Given a smooth function $f:(U,\phi = (x_1,\cdots,x_n))\rightarrow (V,\psi = (y_1,\cdots, y_n))$, I would like to show the following remark in Warner's differential manifolds book, $$df(\frac{\partial}{\partial x_j}\Big|_m ) = \sum_i \frac{\partial(y_i\circ f)}{\partial x_j} \frac{\partial}{\partial y_i}\Big|_{f(m)}$$ where $\frac{\partial}{\partial x_j} \in T_m U$ and $\{\frac{\partial}{\partial y_i}\}$ is a basis of $T_{f(m)} V$.

By definition we have $df(v)g = v(g\circ f)$, so now let $g:V\rightarrow \mathbb{R}$, we look at how the left hand side acts on $g$. We have $\frac{\partial}{\partial x_j} (g\circ f)$, and I tried to write it in the standard $\mathbb{R}^n$ coordinate $$\frac{\partial(g \circ f \circ \phi^{-1})}{\partial r_j} $$ but I couldn't get any further.
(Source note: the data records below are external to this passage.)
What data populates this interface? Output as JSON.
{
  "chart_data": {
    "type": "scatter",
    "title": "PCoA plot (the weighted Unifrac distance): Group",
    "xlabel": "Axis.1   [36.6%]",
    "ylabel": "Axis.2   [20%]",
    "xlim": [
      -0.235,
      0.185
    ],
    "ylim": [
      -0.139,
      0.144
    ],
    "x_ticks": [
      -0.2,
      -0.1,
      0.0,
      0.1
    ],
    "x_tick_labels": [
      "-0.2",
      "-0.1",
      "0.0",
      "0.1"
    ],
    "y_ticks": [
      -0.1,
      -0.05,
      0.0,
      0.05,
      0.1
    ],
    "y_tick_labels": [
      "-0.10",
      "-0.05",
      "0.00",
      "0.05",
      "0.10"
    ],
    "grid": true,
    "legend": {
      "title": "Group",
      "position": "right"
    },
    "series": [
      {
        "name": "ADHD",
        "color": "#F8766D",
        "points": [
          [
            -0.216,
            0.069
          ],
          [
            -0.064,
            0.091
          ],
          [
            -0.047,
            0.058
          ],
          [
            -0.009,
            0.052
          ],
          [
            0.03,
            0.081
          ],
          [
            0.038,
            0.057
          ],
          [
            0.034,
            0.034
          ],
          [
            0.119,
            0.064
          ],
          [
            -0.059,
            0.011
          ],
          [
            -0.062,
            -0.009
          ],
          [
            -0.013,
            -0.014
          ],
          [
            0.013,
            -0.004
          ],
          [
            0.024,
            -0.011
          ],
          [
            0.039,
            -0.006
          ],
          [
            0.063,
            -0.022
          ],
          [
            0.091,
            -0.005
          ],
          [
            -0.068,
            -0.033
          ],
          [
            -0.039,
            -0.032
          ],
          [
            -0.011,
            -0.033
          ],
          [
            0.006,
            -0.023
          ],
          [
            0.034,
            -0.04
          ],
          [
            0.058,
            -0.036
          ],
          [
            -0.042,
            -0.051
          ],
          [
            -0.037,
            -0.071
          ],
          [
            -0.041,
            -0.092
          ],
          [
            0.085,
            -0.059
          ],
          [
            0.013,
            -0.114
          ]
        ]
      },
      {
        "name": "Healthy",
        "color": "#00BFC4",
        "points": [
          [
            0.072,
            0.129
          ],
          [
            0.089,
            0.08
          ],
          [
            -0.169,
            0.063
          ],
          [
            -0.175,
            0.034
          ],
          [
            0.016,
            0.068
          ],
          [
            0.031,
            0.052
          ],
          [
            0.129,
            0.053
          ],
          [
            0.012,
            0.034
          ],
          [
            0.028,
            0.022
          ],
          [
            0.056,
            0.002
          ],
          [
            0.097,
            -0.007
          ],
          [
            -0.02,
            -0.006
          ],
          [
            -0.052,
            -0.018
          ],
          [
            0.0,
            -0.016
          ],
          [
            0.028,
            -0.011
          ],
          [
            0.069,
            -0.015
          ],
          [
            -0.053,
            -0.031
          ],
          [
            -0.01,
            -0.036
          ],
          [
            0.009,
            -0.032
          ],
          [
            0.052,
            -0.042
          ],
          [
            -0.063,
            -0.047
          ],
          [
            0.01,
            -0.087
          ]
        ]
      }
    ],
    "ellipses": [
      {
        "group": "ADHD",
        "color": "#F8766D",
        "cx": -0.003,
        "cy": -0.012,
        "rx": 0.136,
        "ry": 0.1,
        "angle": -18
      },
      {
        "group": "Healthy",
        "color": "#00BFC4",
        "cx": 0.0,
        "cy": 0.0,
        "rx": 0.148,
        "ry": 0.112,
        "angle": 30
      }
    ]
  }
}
Edit: a few pages before this, I see that we have the following fact
$$v= \sum_i v(x_i) \frac{\partial}{\partial x_i}$$ which trivialized the remark above. (Here $v(x_i)$ is the tangent vector $v$ acts on $x_i$) However, this proof is complicated and it used the fact that we define the tangent vector as a derivation.

Is there a simpler approach to this problem?

Answer 1

By realizing that $df$ (the notation is bad) is the Jacobian, you should expect to have (I dropped the point and the coordinate maps, which are not essential): $$ df(\frac{\partial}{\partial x_j})=\sum_i\alpha_i\frac{\partial }{\partial y_i} $$ It remains to determine $\alpha_i$. Plug in on both sides the coordinate function $y_i$, and you have RHS$=\alpha_i$. Now the LHS equals: $$ df(\frac{\partial}{\partial x_j})y_i=\frac{\partial}{\partial x_j}(y_i\circ f) =\frac{\partial (y_i\circ f)}{\partial x_j} $$ Can you take it from here?